Originally Posted by
Grunty
Just some food or thought.
Perhaps the bigger problem here isn't that there are so many fully or semi-developed characters, each with their bigger or smaller fanbases among the (diminished) readership, who want to see them used again, but that starting around the early 00's most of the continuity around the teams they were part of became lost, at the detriment of their ability to easily drop in and out of appearing.
Basicly if the teams kept existing without certain characters it was no problem to take out them out for a while and add new ones, since it was all part of an ongoing progression where enough of the old cast would remain to keep a sense of consistency, which any reader could then follow back from their current issue to their first.
Meanwhile there was also still a sense that these characters had lifes outside of just being part of these teams and therefor an excuse to be absent and leave space for others, at least for a while.
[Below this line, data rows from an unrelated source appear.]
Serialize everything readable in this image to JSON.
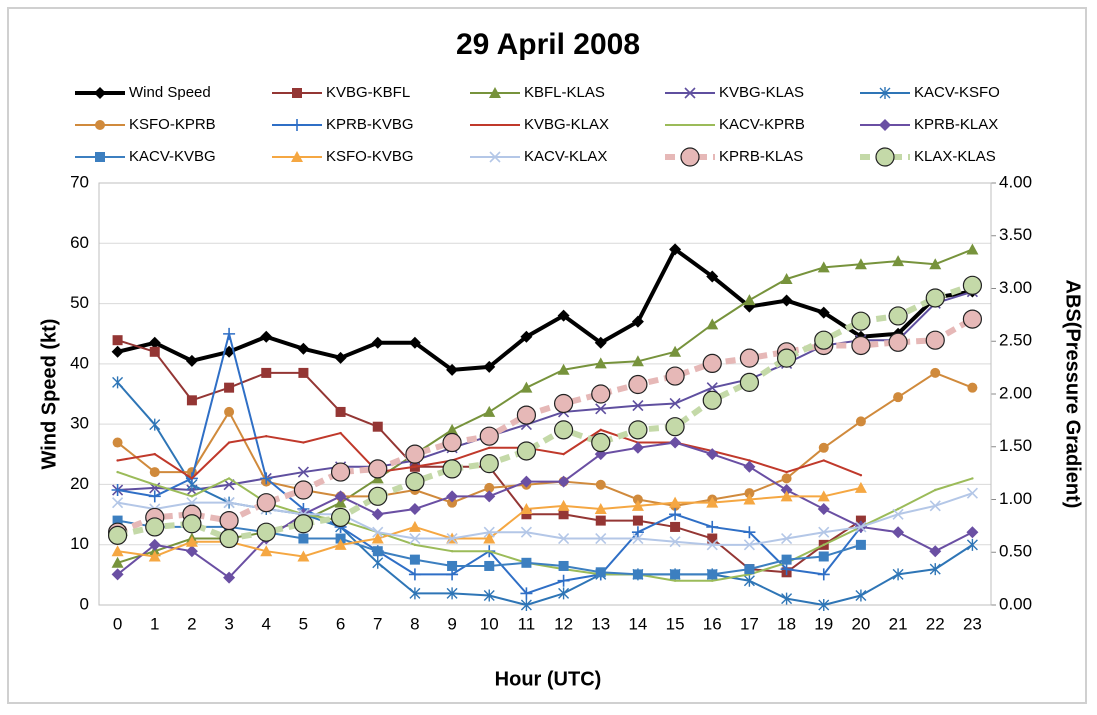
{
  "chart_data": {
    "type": "line",
    "title": "29 April 2008",
    "x_label": "Hour (UTC)",
    "y_label": "Wind Speed (kt)",
    "y2_label": "ABS(Pressure Gradient)",
    "categories": [
      "0",
      "1",
      "2",
      "3",
      "4",
      "5",
      "6",
      "7",
      "8",
      "9",
      "10",
      "11",
      "12",
      "13",
      "14",
      "15",
      "16",
      "17",
      "18",
      "19",
      "20",
      "21",
      "22",
      "23"
    ],
    "ylim": [
      0,
      70
    ],
    "yticks": [
      0,
      10,
      20,
      30,
      40,
      50,
      60,
      70
    ],
    "y2lim": [
      0,
      4
    ],
    "y2ticks": [
      {
        "value": 0,
        "label": "0.00"
      },
      {
        "value": 0.5,
        "label": "0.50"
      },
      {
        "value": 1,
        "label": "1.00"
      },
      {
        "value": 1.5,
        "label": "1.50"
      },
      {
        "value": 2,
        "label": "2.00"
      },
      {
        "value": 2.5,
        "label": "2.50"
      },
      {
        "value": 3,
        "label": "3.00"
      },
      {
        "value": 3.5,
        "label": "3.50"
      },
      {
        "value": 4,
        "label": "4.00"
      }
    ],
    "grid": true,
    "series": [
      {
        "name": "Wind Speed",
        "color": "#000000",
        "marker": "diamond",
        "width": 4,
        "axis": "y",
        "values": [
          42,
          43.5,
          40.5,
          42,
          44.5,
          42.5,
          41,
          43.5,
          43.5,
          39,
          39.5,
          44.5,
          48,
          43.5,
          47,
          59,
          54.5,
          49.5,
          50.5,
          48.5,
          44.5,
          45,
          51,
          52
        ]
      },
      {
        "name": "KVBG-KBFL",
        "color": "#943634",
        "marker": "square",
        "width": 2,
        "axis": "y2",
        "values": [
          2.51,
          2.4,
          1.94,
          2.06,
          2.2,
          2.2,
          1.83,
          1.69,
          1.31,
          1.31,
          1.31,
          0.86,
          0.86,
          0.8,
          0.8,
          0.74,
          0.63,
          0.34,
          0.31,
          0.57,
          0.8,
          null,
          null,
          null
        ]
      },
      {
        "name": "KBFL-KLAS",
        "color": "#77933c",
        "marker": "triangle",
        "width": 2,
        "axis": "y2",
        "values": [
          0.4,
          0.51,
          0.63,
          0.63,
          0.69,
          0.8,
          0.97,
          1.2,
          1.43,
          1.66,
          1.83,
          2.06,
          2.23,
          2.29,
          2.31,
          2.4,
          2.66,
          2.89,
          3.09,
          3.2,
          3.23,
          3.26,
          3.23,
          3.37
        ]
      },
      {
        "name": "KVBG-KLAS",
        "color": "#5f4f9f",
        "marker": "x",
        "width": 2,
        "axis": "y2",
        "values": [
          1.09,
          1.11,
          1.09,
          1.14,
          1.2,
          1.26,
          1.31,
          1.31,
          1.37,
          1.49,
          1.6,
          1.71,
          1.83,
          1.86,
          1.89,
          1.91,
          2.06,
          2.14,
          2.29,
          2.46,
          2.51,
          2.51,
          2.86,
          2.97
        ]
      },
      {
        "name": "KACV-KSFO",
        "color": "#2e75b6",
        "marker": "asterisk",
        "width": 2,
        "axis": "y2",
        "values": [
          2.11,
          1.71,
          1.14,
          0.97,
          0.91,
          0.86,
          0.74,
          0.4,
          0.11,
          0.11,
          0.09,
          0.0,
          0.11,
          0.29,
          0.29,
          0.29,
          0.29,
          0.23,
          0.06,
          0.0,
          0.09,
          0.29,
          0.34,
          0.57
        ]
      },
      {
        "name": "KSFO-KPRB",
        "color": "#d08a3c",
        "marker": "circle",
        "width": 2,
        "axis": "y2",
        "values": [
          1.54,
          1.26,
          1.26,
          1.83,
          1.17,
          1.09,
          1.03,
          1.03,
          1.09,
          0.97,
          1.11,
          1.14,
          1.17,
          1.14,
          1.0,
          0.94,
          1.0,
          1.06,
          1.2,
          1.49,
          1.74,
          1.97,
          2.2,
          2.06
        ]
      },
      {
        "name": "KPRB-KVBG",
        "color": "#2f6fc6",
        "marker": "plus",
        "width": 2,
        "axis": "y2",
        "values": [
          1.09,
          1.03,
          1.2,
          2.57,
          1.2,
          0.91,
          0.74,
          0.51,
          0.29,
          0.29,
          0.51,
          0.11,
          0.23,
          0.29,
          0.69,
          0.86,
          0.74,
          0.69,
          0.34,
          0.29,
          0.74,
          null,
          null,
          null
        ]
      },
      {
        "name": "KVBG-KLAX",
        "color": "#c0392b",
        "marker": "none",
        "width": 2,
        "axis": "y2",
        "values": [
          1.37,
          1.43,
          1.2,
          1.54,
          1.6,
          1.54,
          1.63,
          1.26,
          1.31,
          1.37,
          1.49,
          1.49,
          1.43,
          1.66,
          1.54,
          1.54,
          1.46,
          1.37,
          1.26,
          1.37,
          1.23,
          null,
          null,
          null
        ]
      },
      {
        "name": "KACV-KPRB",
        "color": "#9bbb59",
        "marker": "none",
        "width": 2,
        "axis": "y2",
        "values": [
          1.26,
          1.14,
          1.03,
          1.2,
          0.97,
          0.86,
          0.8,
          0.69,
          0.57,
          0.51,
          0.51,
          0.4,
          0.34,
          0.29,
          0.29,
          0.23,
          0.23,
          0.29,
          0.4,
          0.57,
          0.74,
          0.91,
          1.09,
          1.2
        ]
      },
      {
        "name": "KPRB-KLAX",
        "color": "#6a4fa3",
        "marker": "diamond",
        "width": 2,
        "axis": "y2",
        "values": [
          0.29,
          0.57,
          0.51,
          0.26,
          0.63,
          0.86,
          1.03,
          0.86,
          0.91,
          1.03,
          1.03,
          1.17,
          1.17,
          1.43,
          1.49,
          1.54,
          1.43,
          1.31,
          1.09,
          0.91,
          0.74,
          0.69,
          0.51,
          0.69
        ]
      },
      {
        "name": "KACV-KVBG",
        "color": "#3c7fc0",
        "marker": "square",
        "width": 2,
        "axis": "y2",
        "values": [
          0.8,
          0.74,
          0.74,
          0.74,
          0.69,
          0.63,
          0.63,
          0.51,
          0.43,
          0.37,
          0.37,
          0.4,
          0.37,
          0.31,
          0.29,
          0.29,
          0.29,
          0.34,
          0.43,
          0.46,
          0.57,
          null,
          null,
          null
        ]
      },
      {
        "name": "KSFO-KVBG",
        "color": "#f5a742",
        "marker": "triangle",
        "width": 2,
        "axis": "y2",
        "values": [
          0.51,
          0.46,
          0.6,
          0.6,
          0.51,
          0.46,
          0.57,
          0.63,
          0.74,
          0.63,
          0.63,
          0.91,
          0.94,
          0.91,
          0.94,
          0.97,
          0.97,
          1.0,
          1.03,
          1.03,
          1.11,
          null,
          null,
          null
        ]
      },
      {
        "name": "KACV-KLAX",
        "color": "#b4c7e7",
        "marker": "x",
        "width": 2,
        "axis": "y2",
        "values": [
          0.97,
          0.91,
          0.97,
          0.97,
          0.91,
          0.86,
          0.86,
          0.69,
          0.63,
          0.63,
          0.69,
          0.69,
          0.63,
          0.63,
          0.63,
          0.6,
          0.57,
          0.57,
          0.63,
          0.69,
          0.74,
          0.86,
          0.94,
          1.06
        ]
      },
      {
        "name": "KPRB-KLAS",
        "color": "#e6b8b7",
        "marker": "circle-big",
        "width": 6,
        "dashed": true,
        "axis": "y2",
        "values": [
          0.69,
          0.83,
          0.86,
          0.8,
          0.97,
          1.09,
          1.26,
          1.29,
          1.43,
          1.54,
          1.6,
          1.8,
          1.91,
          2.0,
          2.09,
          2.17,
          2.29,
          2.34,
          2.4,
          2.46,
          2.46,
          2.49,
          2.51,
          2.71
        ]
      },
      {
        "name": "KLAX-KLAS",
        "color": "#c4d9a8",
        "marker": "circle-big",
        "width": 6,
        "dashed": true,
        "axis": "y2",
        "values": [
          0.66,
          0.74,
          0.77,
          0.63,
          0.69,
          0.77,
          0.83,
          1.03,
          1.17,
          1.29,
          1.34,
          1.46,
          1.66,
          1.54,
          1.66,
          1.69,
          1.94,
          2.11,
          2.34,
          2.51,
          2.69,
          2.74,
          2.91,
          3.03
        ]
      }
    ]
  }
}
But with the mass cancelation of satelite titles in the early 00's these team continuities essentialy died and the characters mostly scattered to the wind, without a beneficial explanation of what they are up to until their next appearance.
Infact many writers eventualy begann to just skip these gaps in their stories all together.
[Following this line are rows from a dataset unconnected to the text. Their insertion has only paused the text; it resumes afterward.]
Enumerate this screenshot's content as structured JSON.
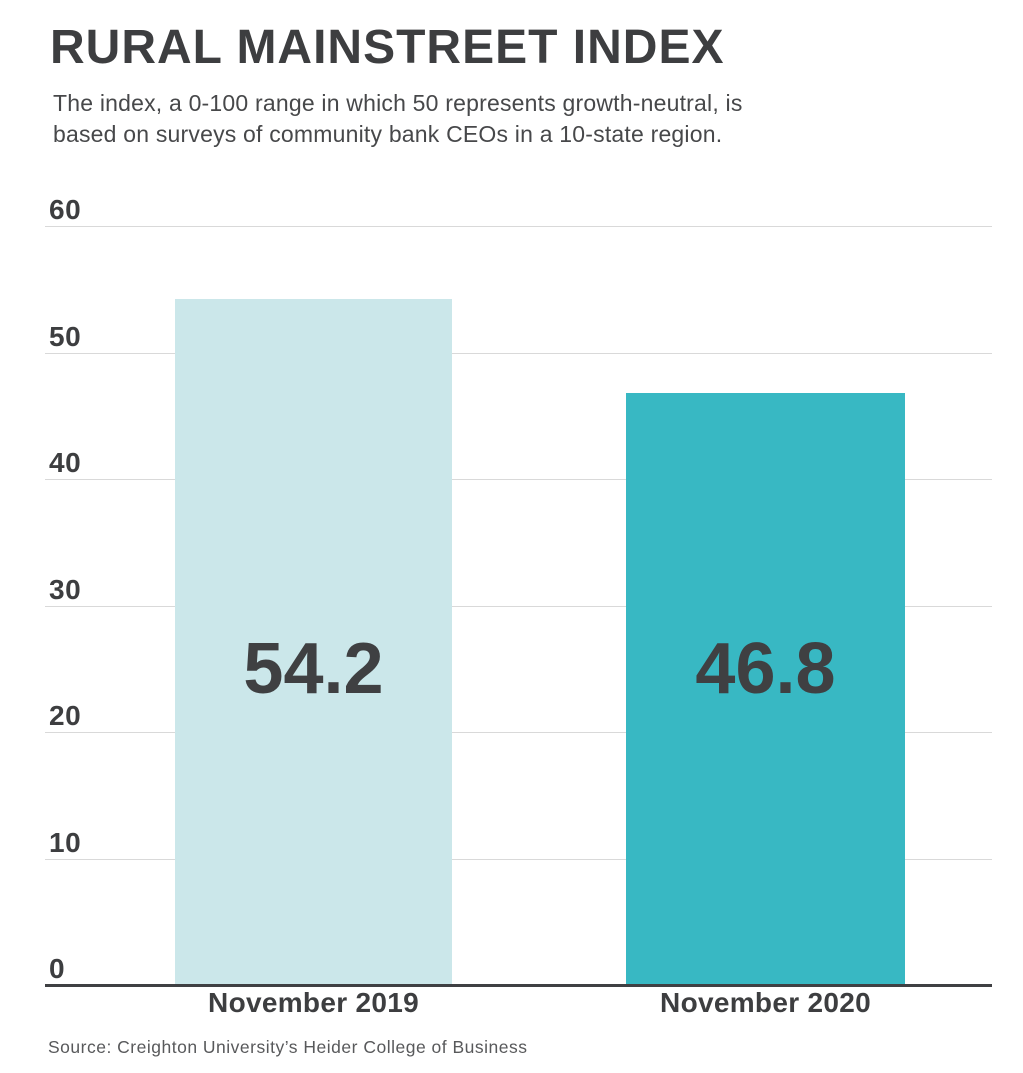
{
  "header": {
    "title": "RURAL MAINSTREET INDEX",
    "subtitle_lines": [
      "The index, a 0-100 range in which 50 represents growth-neutral, is",
      "based on surveys of community bank CEOs in a 10-state region."
    ]
  },
  "chart_data": {
    "type": "bar",
    "title": "RURAL MAINSTREET INDEX",
    "subtitle": "The index, a 0-100 range in which 50 represents growth-neutral, is based on surveys of community bank CEOs in a 10-state region.",
    "categories": [
      "November 2019",
      "November 2020"
    ],
    "values": [
      54.2,
      46.8
    ],
    "value_labels": [
      "54.2",
      "46.8"
    ],
    "bar_colors": [
      "#cbe7ea",
      "#38b8c3"
    ],
    "xlabel": "",
    "ylabel": "",
    "ylim": [
      0,
      60
    ],
    "yticks": [
      0,
      10,
      20,
      30,
      40,
      50,
      60
    ],
    "grid": true,
    "legend": false,
    "source": "Source: Creighton University’s Heider College of Business"
  },
  "source": "Source: Creighton University’s Heider College of Business",
  "colors": {
    "text_dark": "#3d3e40",
    "text_subtitle": "#47484a",
    "text_source": "#58595b",
    "gridline": "#d9d9d9",
    "axis_line": "#3f4043",
    "bar_2019": "#cbe7ea",
    "bar_2020": "#38b8c3",
    "background": "#ffffff"
  }
}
Decimination then made things worse by essentialy removing every mutant character's "civilian" life, since they were now an "endangered species" that had to be herded together in one place and everyone not part of the super hero team or filling the backrounds was seemingly "not pulling their weight".
And now titles barely last long enough for teams to actualy develop any sense of continuity or progression anymore. They are assembled at seemingly random, their names also given with little relation to that of previously existing incarnation, they have 1 or 2 adventures and then their title is canceled and the team is never heared from again or even mentioned in many cases.
As such the increased number of characters and how many of them don't have anything to do when they aren't on teams became more apparent and over time a "problem".